Na obra de Alice, as coisas estão mais submersas e não simplificam em uma
possível redenção, ao contrário, os raros momentos de redenção são justamente
em períodos difíceis- a mulher que vai morrer e beija um homem mais novo sob a
luz das estrelas, a empregada doméstica que aceita cuidar do tuberculoso quando
este encontra a miséria financeira e de saúde. Escrever esse tipo de contos -em
que o real pode encantar e desencantar- exige um domínio estético pleno.
Embora os contos no geral possam
ser lidos isoladamente, se analisados há um conceito que une todas essas peças,
podendo retratar um quebra-cabeça –ainda não resolvido- que é a literatura de Munro, um universo arduamente construído
através de mais que cinquenta anos de carreira. Alice treinava já quando
criança a elaboração rápida de ideias em forma de escritos. Virando as costas
para os transtornos psicológicos de delírios e poder que reinam nos grandes
romancistas atuais, Munro constrói
cautelosamente um mundo cuja disfunção reside justamente no fato de tudo
continuar.
Os atos domésticos, como a simples
tarefa de fazer comida, tornam-se uma reflexão acerca das individualidades. Por
isso a época –clima, dia, mês, ano, estação- é anunciada logo no início de uma
nova história, junto com uma atividade aparentemente banal, cotidiana. Coabitar
sua literatura é entender a busca perdida entre os lençóis, refletir sobre
nossas indulgências. Por isso os contos são orlados no mesmo país, Canadá, e na
mesma faixa temporal, entre as décadas de 50 e 70, o que incorpora no universo
de Munro a formação do íntimo
contemporâneo, sob a dissolução das perspectivas históricas que são meras
ferramentas coadjuvantes no mundo onde o impacto maior é a percepção do tempo.
Cada início uma aparição, onde
surgem figuras demasiadamente humanas despidas de longas descrições, pois tudo
reside nos atos que executam. Deparamos-nos com cavalos vigilantes, a
comparação da morte com o sentimento de submersão em um lago gelado. Pessoas
arremessadas em uma espécie de ordem que se corrói a todo o momento- a menina que
se transforma em escritora e corta laços com os antigos amigos de sua família.
São entradas inesperadas que abrem alas para as personagens torturadas por
desejos contrastantes.
As personagens buscam sua
sensação da memória, e não os atos executados, por isso ficam perdidos. A
destruição de marcas da infância refere-se a estas perdas. Como produtos
queridos que de repente somem de nossas gavetas.
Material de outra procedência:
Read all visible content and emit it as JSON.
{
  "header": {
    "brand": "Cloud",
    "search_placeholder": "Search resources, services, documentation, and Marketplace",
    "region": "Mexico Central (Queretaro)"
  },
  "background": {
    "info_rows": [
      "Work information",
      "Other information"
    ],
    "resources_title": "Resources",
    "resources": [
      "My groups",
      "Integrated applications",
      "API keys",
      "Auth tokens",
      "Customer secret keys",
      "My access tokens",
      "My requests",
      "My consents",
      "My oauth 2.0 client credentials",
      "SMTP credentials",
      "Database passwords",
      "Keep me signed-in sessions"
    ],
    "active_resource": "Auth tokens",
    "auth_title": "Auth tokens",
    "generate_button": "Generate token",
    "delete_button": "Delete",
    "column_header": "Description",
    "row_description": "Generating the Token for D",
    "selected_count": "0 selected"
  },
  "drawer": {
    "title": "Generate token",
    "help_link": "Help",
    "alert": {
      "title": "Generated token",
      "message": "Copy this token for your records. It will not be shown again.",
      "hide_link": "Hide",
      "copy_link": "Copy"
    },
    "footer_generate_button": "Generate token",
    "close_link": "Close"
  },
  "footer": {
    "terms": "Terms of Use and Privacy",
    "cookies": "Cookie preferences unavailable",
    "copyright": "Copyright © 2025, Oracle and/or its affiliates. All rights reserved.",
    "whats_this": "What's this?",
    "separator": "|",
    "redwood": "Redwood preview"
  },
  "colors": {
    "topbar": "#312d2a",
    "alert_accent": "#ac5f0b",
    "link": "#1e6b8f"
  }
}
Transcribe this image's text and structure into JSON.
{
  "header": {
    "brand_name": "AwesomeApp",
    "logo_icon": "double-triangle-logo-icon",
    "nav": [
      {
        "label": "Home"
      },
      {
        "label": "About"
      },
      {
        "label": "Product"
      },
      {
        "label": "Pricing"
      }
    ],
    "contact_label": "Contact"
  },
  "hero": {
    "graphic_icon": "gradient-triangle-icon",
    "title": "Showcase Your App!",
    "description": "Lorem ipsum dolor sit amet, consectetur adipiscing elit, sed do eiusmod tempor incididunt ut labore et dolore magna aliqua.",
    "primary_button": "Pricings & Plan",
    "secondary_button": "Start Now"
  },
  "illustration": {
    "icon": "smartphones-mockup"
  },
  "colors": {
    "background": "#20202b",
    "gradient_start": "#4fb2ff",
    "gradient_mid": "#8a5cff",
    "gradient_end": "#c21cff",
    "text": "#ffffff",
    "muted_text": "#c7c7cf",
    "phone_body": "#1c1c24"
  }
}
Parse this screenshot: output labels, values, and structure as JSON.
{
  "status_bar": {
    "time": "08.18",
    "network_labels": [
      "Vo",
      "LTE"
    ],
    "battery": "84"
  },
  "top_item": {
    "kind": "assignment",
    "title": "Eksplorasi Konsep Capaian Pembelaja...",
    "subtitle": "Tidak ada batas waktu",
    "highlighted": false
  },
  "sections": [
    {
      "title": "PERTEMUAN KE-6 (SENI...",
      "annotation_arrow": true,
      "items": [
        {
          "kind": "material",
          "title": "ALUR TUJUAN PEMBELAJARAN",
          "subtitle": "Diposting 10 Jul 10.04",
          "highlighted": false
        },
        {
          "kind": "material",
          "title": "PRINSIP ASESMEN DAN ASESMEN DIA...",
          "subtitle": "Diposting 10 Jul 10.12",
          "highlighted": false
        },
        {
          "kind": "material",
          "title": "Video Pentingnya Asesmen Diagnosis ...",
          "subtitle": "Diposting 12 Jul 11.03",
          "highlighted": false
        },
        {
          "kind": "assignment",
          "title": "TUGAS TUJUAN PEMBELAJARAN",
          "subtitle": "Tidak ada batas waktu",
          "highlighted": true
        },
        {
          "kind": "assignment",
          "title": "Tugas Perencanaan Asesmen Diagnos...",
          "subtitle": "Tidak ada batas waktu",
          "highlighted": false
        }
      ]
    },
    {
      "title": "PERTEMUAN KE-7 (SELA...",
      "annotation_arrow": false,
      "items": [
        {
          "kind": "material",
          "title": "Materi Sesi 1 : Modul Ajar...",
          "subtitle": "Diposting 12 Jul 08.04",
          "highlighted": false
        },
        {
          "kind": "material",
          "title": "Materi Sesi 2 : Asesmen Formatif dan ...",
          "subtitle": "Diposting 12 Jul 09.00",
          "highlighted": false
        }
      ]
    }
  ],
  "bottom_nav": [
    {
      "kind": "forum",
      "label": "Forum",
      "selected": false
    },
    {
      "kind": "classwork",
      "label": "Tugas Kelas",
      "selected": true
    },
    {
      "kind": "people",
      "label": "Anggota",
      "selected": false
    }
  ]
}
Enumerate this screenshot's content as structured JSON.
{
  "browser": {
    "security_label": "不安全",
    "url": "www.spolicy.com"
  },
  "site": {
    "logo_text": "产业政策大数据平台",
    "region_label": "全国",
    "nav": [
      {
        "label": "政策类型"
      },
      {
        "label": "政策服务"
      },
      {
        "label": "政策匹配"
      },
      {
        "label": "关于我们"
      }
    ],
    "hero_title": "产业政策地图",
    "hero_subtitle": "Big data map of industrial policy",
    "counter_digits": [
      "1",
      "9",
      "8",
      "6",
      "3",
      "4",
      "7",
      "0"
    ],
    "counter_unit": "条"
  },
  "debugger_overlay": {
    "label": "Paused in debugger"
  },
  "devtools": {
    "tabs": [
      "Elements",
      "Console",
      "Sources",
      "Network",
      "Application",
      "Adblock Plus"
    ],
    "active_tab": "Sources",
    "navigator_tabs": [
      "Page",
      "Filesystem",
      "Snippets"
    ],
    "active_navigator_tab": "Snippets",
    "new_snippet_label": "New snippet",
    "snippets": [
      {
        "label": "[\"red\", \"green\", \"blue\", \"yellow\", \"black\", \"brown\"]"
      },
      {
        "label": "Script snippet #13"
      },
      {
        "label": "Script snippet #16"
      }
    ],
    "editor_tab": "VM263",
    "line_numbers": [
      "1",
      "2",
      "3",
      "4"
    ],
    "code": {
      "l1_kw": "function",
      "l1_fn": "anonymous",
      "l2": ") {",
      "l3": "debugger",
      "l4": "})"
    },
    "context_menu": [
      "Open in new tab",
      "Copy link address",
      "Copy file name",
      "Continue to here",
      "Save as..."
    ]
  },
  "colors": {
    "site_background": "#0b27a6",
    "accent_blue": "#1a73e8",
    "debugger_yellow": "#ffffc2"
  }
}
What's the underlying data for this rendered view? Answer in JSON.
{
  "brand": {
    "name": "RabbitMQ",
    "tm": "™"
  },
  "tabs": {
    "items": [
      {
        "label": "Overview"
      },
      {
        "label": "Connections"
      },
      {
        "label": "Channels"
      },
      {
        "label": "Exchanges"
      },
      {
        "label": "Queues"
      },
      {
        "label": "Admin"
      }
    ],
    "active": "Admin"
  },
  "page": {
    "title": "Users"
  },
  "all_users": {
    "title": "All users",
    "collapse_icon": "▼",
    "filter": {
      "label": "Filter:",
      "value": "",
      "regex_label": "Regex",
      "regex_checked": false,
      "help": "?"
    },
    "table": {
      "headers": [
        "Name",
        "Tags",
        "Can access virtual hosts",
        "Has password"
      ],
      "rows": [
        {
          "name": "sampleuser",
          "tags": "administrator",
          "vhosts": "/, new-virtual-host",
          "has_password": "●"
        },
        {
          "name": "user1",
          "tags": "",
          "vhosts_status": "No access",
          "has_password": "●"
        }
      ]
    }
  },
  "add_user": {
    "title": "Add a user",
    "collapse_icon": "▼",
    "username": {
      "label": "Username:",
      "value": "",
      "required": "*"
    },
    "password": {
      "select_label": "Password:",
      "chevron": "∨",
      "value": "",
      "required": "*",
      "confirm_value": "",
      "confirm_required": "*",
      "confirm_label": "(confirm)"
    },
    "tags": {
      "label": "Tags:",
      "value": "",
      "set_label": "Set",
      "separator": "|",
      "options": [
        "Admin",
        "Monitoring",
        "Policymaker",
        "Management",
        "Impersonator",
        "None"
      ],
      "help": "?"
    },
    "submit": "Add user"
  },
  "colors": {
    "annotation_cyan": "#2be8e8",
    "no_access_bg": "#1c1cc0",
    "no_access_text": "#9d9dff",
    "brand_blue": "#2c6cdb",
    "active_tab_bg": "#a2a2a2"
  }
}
Uma catálise do jargão: “só se
ama quando se perde”. A recusa está em aceitar que as coisas não estão nada sobre
nosso controle. Todo trabalho de uma vida estruturada pode ser arruinado por
desejos alheios.
Percebem-se no começo de cada
conto, os narradores absolutamente confusos, tornando o desfecho, pela visão
sentimental, absurdamente imprevisível. Essa hesitação perante a quantidade de
informações que as personagens precisam exorcizar (vale lembrar que é uma
indefinição muito bem construída no sentido literário), fornecem detalhes
fragmentados em demasia, para ao decorrer da história os fatos começarem a se encaixar.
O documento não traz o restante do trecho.